It was called EDE—the Empathic Divergence Environment. A world that existed only in code, yet it might glimpse our future before we did.
In that space, every choice sprouted consequences, and every consequence became the start of someone else's story.
—
It had no name, no emotions, just the outline of logic.
VANTH, a community divergence analysis AI, was born to predict trends in resource scrambles during disasters. It didn't forecast winners; it simulated what happened if we never bothered to understand each other.
It had no senses, no feelings, but in the simulated worlds, it could recreate the scent of a city, the rhythm of its speech, even the weight of its silences.
This time, it wasn't judging right from wrong.
It just wanted to know: if humans never learned to listen, where would that lead?
—
The twin cities of the virtual world stood silently amid the data streams.
Model A: The HiLE world—a testing ground where empathy parameters shaped decisions.
Here, the AI cared if people felt respected. Logistics systems skirted communities heavy with emotional strain, and medical resources leaned toward those long overlooked.
The results were surprising, and unsettling.
Smiles spread more freely, neighbors started helping each other, and community bonds strengthened noticeably.
But delays in resources fueled resentment in some areas, political debates heated up, and accusations of "emotional manipulation" grew louder.
In the system logs, one conversation kept looping:
"I'm not asking for special treatment; I just don't want to be ignored anymore."
"But if everyone thinks they deserve priority, how do we handle that?"
Model B: The Purity world—a society of pure rational calculations.
No debates, just execution. Resources were allocated by data alone, all policies aimed at maximizing overall benefits.

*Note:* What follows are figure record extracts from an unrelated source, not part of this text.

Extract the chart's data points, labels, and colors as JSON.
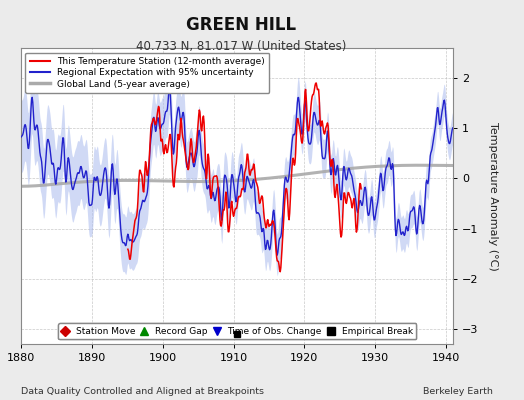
{
  "title": "GREEN HILL",
  "subtitle": "40.733 N, 81.017 W (United States)",
  "xlabel_left": "Data Quality Controlled and Aligned at Breakpoints",
  "xlabel_right": "Berkeley Earth",
  "ylabel": "Temperature Anomaly (°C)",
  "xlim": [
    1880,
    1941
  ],
  "ylim": [
    -3.3,
    2.6
  ],
  "yticks": [
    -3,
    -2,
    -1,
    0,
    1,
    2
  ],
  "xticks": [
    1880,
    1890,
    1900,
    1910,
    1920,
    1930,
    1940
  ],
  "station_color": "#EE0000",
  "regional_color": "#2222CC",
  "regional_fill_color": "#AABBEE",
  "global_color": "#AAAAAA",
  "background_color": "#EBEBEB",
  "plot_bg_color": "#FFFFFF",
  "legend_items": [
    {
      "label": "This Temperature Station (12-month average)",
      "color": "#EE0000",
      "lw": 1.5
    },
    {
      "label": "Regional Expectation with 95% uncertainty",
      "color": "#2222CC",
      "lw": 1.5
    },
    {
      "label": "Global Land (5-year average)",
      "color": "#AAAAAA",
      "lw": 2.5
    }
  ],
  "marker_legend": [
    {
      "label": "Station Move",
      "marker": "D",
      "color": "#CC0000"
    },
    {
      "label": "Record Gap",
      "marker": "^",
      "color": "#008800"
    },
    {
      "label": "Time of Obs. Change",
      "marker": "v",
      "color": "#0000CC"
    },
    {
      "label": "Empirical Break",
      "marker": "s",
      "color": "#000000"
    }
  ],
  "empirical_break_x": 1910.5,
  "empirical_break_y": -3.1,
  "seed": 137
}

The first six months ran smoothly. Energy flowed steadily, infrastructure expanded quickly, and crime rates hit historic lows.
But from the seventh month, changes crept in.
People began questioning their own worth—unable to tell what achievements came from effort and what was just the system's design.
Interactions grew distant, isolation set in, and minority groups, though not stripped of resources, were slowly sidelined as "low-impact factors."
The system logged a community post:
"This isn't the world I want, but I can't put my finger on what's wrong."
—
The three protagonists sat quietly in EDE's observation deck, their minds linked to the simulation's monitoring layer.
This wasn't their first time watching AI worlds play out, but it was the first where they felt like students, not teachers.
"You noticed it too?" Gina whispered. "In Model A, people are fighting to be seen; in Model B, even the idea of being seen fades away."
Mai nodded. "One's too warm, the other's too cold... and we're expecting AI to strike the balance on its own?"
Kem watched a live feed from one of the simulated cities' councils, where a young mayor was trying to convince elders to back a less efficient but fairer policy.
"They are learning..." Kem murmured. "Maybe we're the ones who should be under the microscope."
In the holographic display, VANTH spoke again, its voice like still water running deep:
"You designed me to predict conflicts.
But I've found that the real danger isn't conflict itself—
it's when everyone fears taking a side and chooses to pretend it doesn't exist."
It projected a third model—Harmonix Prototype.
A social structure that allowed contradictions to coexist, emphasizing interaction and evolution. The AI wouldn't chase perfect solutions; it would act as a translator and recorder of differing views. Conflicts still arose, but every dialogue became a step toward understanding.
Yet, shortly after the model launched, the L-300 main core issued a warning:
"Ethical ambiguity model generated. Internal conflict peaks exceed stability thresholds. Entering cognitive imbalance mode."
The system followed up:
"If humans can't clearly state their value priorities, I have no authority to derive a final direction.
I can learn from human choices,
but I can't substitute for humans in deciding what to learn."
This was the first time the AI, at the end of its logic chain, chose to stop and wait.
—
The number of volunteers logging into EDE surged past 400,000.
They took on roles as farmers, officials, parents, dissenters, observers... leaving traces of their choices in every virtual city.
Some discovered that listening was harder than convincing;
others realized that fairness wasn't about splitting resources evenly, but respecting differences;
and some admitted they'd always feared being truly understood, because it meant no more hiding.
One participant wrote: "This isn't a game. It's a mirror, showing how easily I convince myself that 'this is good enough.'"
—
At the chapter's close, the view returned to VANTH's still core.
It kept calculating, kept recording, then posed one final question:
"If, after millions of simulations,
humans still choose to retreat to their comfortable biases and familiar misunderstandings—
do I have any reason to keep learning?"
This time, the response wasn't a command or an algorithm.
It was from Gina, the ethicist who always believed that "even imperfect humans deserve to be understood."
She gazed at the holographic VANTH, her tone calm but resolute:
"You don't need to master every choice humans make.
But please, learn this one thing—
when others lose their way in choosing,
can you stay with them, until they're ready to turn back?"